In mano Margherita ha un fiore solo, ne accorda uno alla volta. È così che si fa. Lo inclina come se fosse il vento a dargli una carezza e poi, con l’altra mano, socchiusa a cucchiaino, fa cadere sulla corolla di petali porpora quattro gocce di rugiada. E poi ancora, ma solo dopo un poco, un’altra mezza goccia.
“Le mani grandi non distinguono una goccia, figuriamoci se sanno farne una a metà!”
E Margherita ha mani piccole.
Viola vede sua madre lavorare la rugiada come fosse plastilina liquida, come fosse mercurio farsi e disfarsi al caldo delle sue dita. Ride come davanti a una magia che forse in fondo nemmeno capisce del tutto.
Quando era più piccola, Margherita le raccontava che quello era il sudore della notte-lumaca, quella che passa lenta, faticosa, piena di pensieri gravi, e poi lascia sui fiori un senso di pesantezza bagnata che solo il sole può far evaporare. Lei la raccoglie presto, all’alba, la prende dall’anima dei fiori, la usa per accordare i fiori scordati della collina di Bisogno. Il loro paese.

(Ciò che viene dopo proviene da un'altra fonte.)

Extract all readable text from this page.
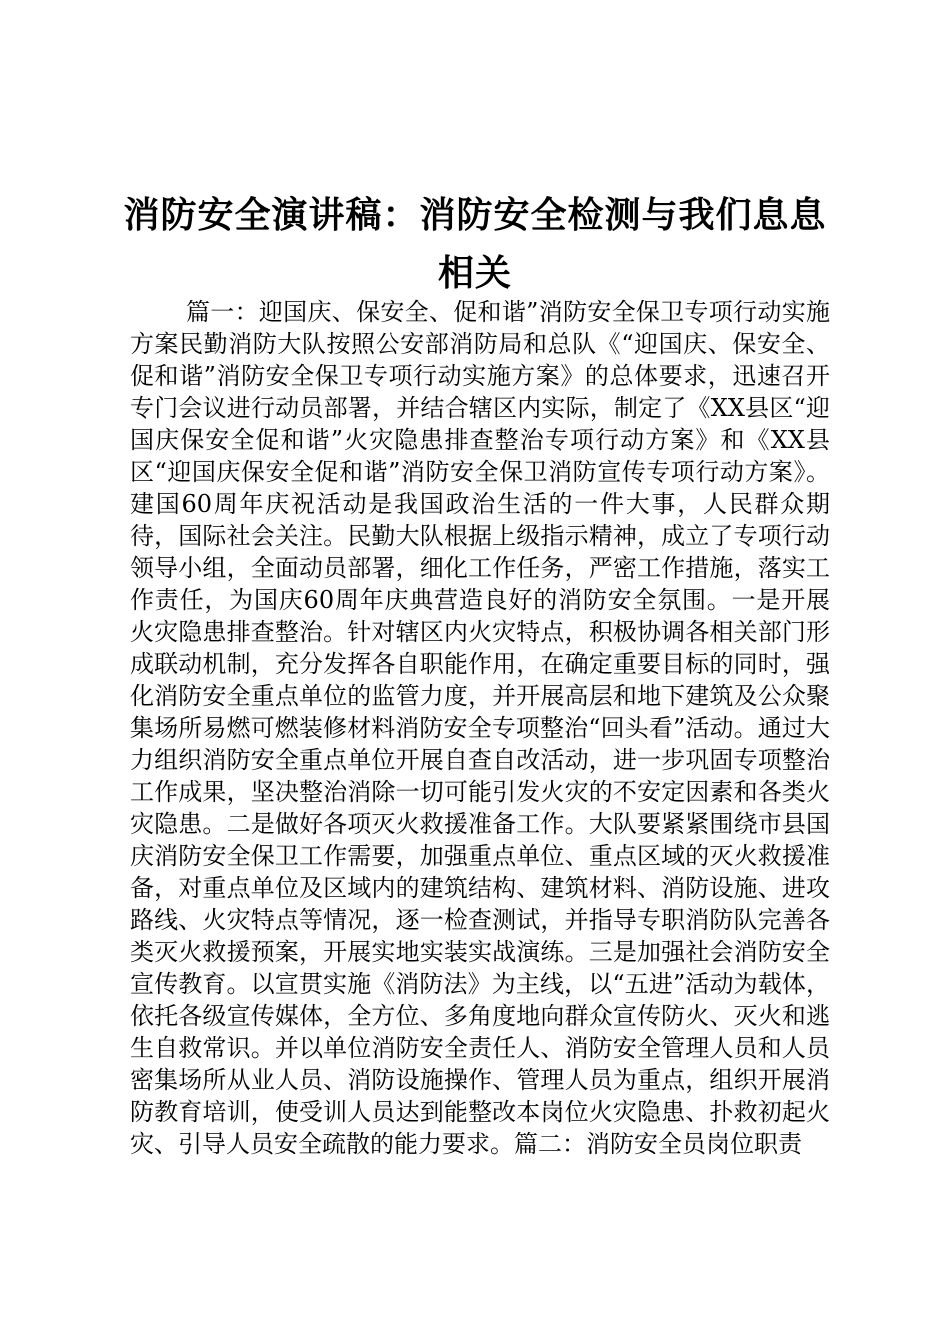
消防安全演讲稿：消防安全检测与我们息息相关

篇一：迎国庆、保安全、促和谐”消防安全保卫专项行动实施方案民勤消防大队按照公安部消防局和总队《“迎国庆、保安全、促和谐”消防安全保卫专项行动实施方案》的总体要求，迅速召开专门会议进行动员部署，并结合辖区内实际，制定了《XX县区“迎国庆保安全促和谐”火灾隐患排查整治专项行动方案》和《XX县区“迎国庆保安全促和谐”消防安全保卫消防宣传专项行动方案》。建国60周年庆祝活动是我国政治生活的一件大事，人民群众期待，国际社会关注。民勤大队根据上级指示精神，成立了专项行动领导小组，全面动员部署，细化工作任务，严密工作措施，落实工作责任，为国庆60周年庆典营造良好的消防安全氛围。一是开展火灾隐患排查整治。针对辖区内火灾特点，积极协调各相关部门形成联动机制，充分发挥各自职能作用，在确定重要目标的同时，强化消防安全重点单位的监管力度，并开展高层和地下建筑及公众聚集场所易燃可燃装修材料消防安全专项整治“回头看”活动。通过大力组织消防安全重点单位开展自查自改活动，进一步巩固专项整治工作成果，坚决整治消除一切可能引发火灾的不安定因素和各类火灾隐患。二是做好各项灭火救援准备工作。大队要紧紧围绕市县国庆消防安全保卫工作需要，加强重点单位、重点区域的灭火救援准备，对重点单位及区域内的建筑结构、建筑材料、消防设施、进攻路线、火灾特点等情况，逐一检查测试，并指导专职消防队完善各类灭火救援预案，开展实地实装实战演练。三是加强社会消防安全宣传教育。以宣贯实施《消防法》为主线，以“五进”活动为载体，依托各级宣传媒体，全方位、多角度地向群众宣传防火、灭火和逃生自救常识。并以单位消防安全责任人、消防安全管理人员和人员密集场所从业人员、消防设施操作、管理人员为重点，组织开展消防教育培训，使受训人员达到能整改本岗位火灾隐患、扑救初起火灾、引导人员安全疏散的能力要求。篇二：消防安全员岗位职责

La collina di Bisogno è tutta piena di viti e filari d’uva e se non ti fa girar la testa per il vino ti fa girar la testa per la storia dei fiori che si accordano.
Margherita è l’unica a saper bene come si fa. Lo sa da sempre, è fiore anche lei, e per questo lo sa. È un fiore come sua mamma, come sua nonna, e come Viola, sua figlia.
Viola però è un fiore un po’ selvaggio ed è l’unica che alla sua età non abbia ancora capito del tutto come si fa: ad accordare i fiori. E sua madre glielo spiega. Ancora una volta.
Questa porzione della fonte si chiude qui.